Talk to a Wellington Equine Co-Ownership Attorney Today
Whether you are about to buy a horse with a partner, formalize an existing arrangement, or work through a co-ownership dispute, the right agreement protects every party and the horse itself. Contact Gueronniere Law today to schedule a free initial consultation with our Wellington-based equine law attorney.
Frequently Asked Questions
Do co-owners need a written agreement to own a horse together in Florida?
Florida law does not require a written agreement to share ownership of a horse, but going without one is risky. Without a written contract, default rules under Florida partnership law or general property law fill the gaps, and those rules often produce results no co-owner intended. A written agreement clarifies ownership percentages, expense responsibilities, decision-making rights, and exit procedures.
Can a co-ownership agreement protect me from my partner’s debts?
It depends on how the co-ownership is structured.
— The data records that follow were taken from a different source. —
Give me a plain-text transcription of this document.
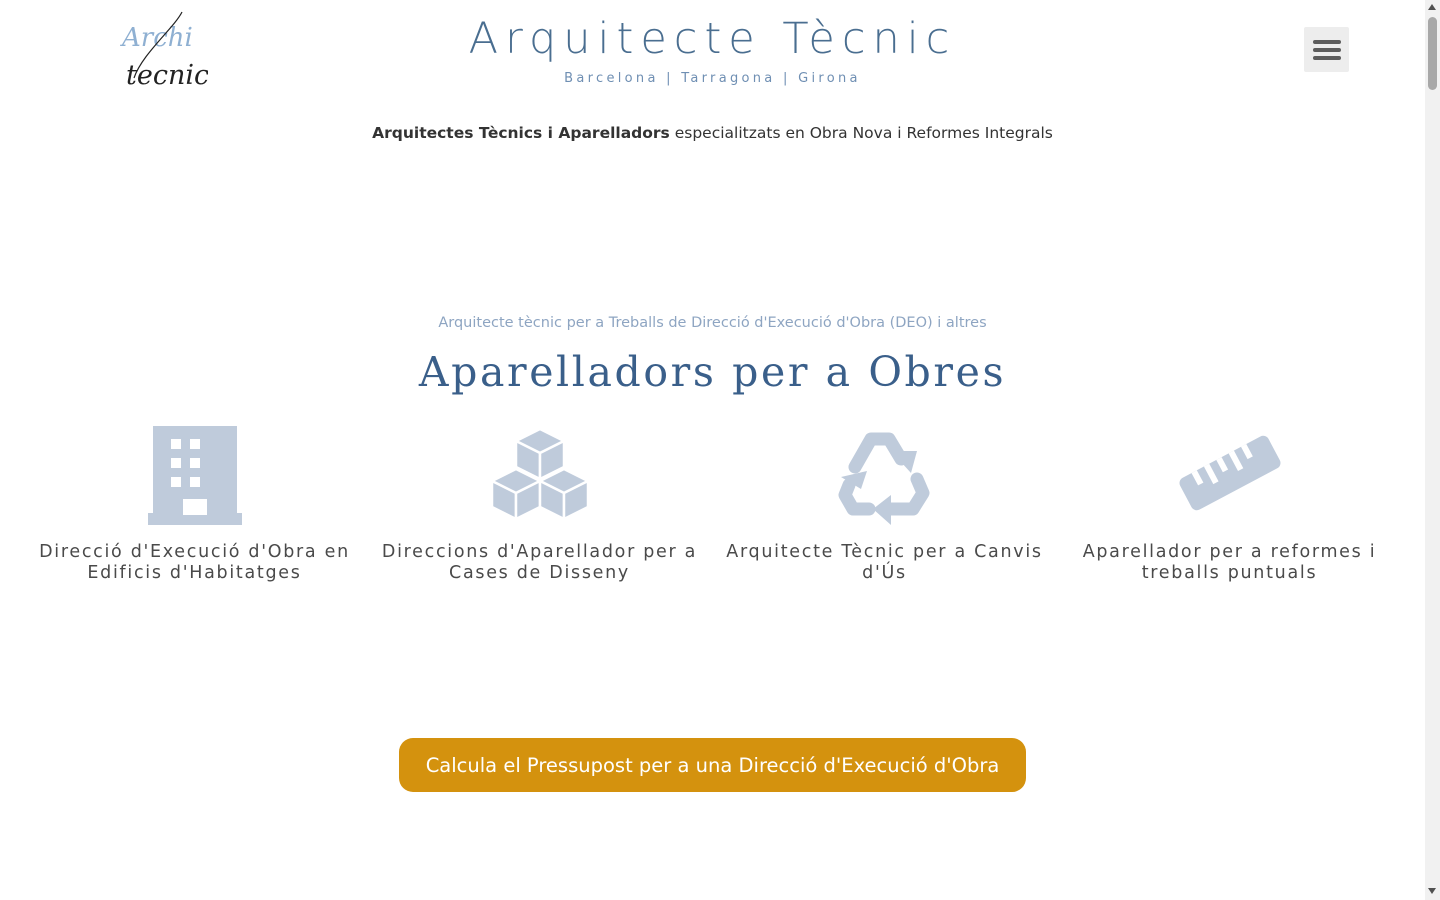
Archi
tecnic
Arquitecte Tècnic
Barcelona | Tarragona | Girona
Arquitectes Tècnics i Aparelladors especialitzats en Obra Nova i Reformes Integrals
Arquitecte tècnic per a Treballs de Direcció d'Execució d'Obra (DEO) i altres
Aparelladors per a Obres
Direcció d'Execució d'Obra en Edificis d'Habitatges
Direccions d'Aparellador per a Cases de Disseny
Arquitecte Tècnic per a Canvis d'Ús
Aparellador per a reformes i treballs puntuals
Calcula el Pressupost per a una Direcció d'Execució d'Obra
A simple co-ownership without a separate legal entity may still be treated as a general partnership under Florida law, which means joint and several liability for partnership debts. Holding the horse in an LLC and following corporate formalities provides stronger protection. We can evaluate which structure best matches your situation and risk profile.
What happens if one co-owner stops paying their share of expenses?
A well-drafted agreement should include consequences for nonpayment, such as interest on unpaid amounts, dilution of the nonpaying owner’s interest, the right of other owners to advance funds and recover them, or even a forced buy-out. Without those provisions, recovering unpaid expenses often requires litigation, which is far more expensive than the underlying dispute.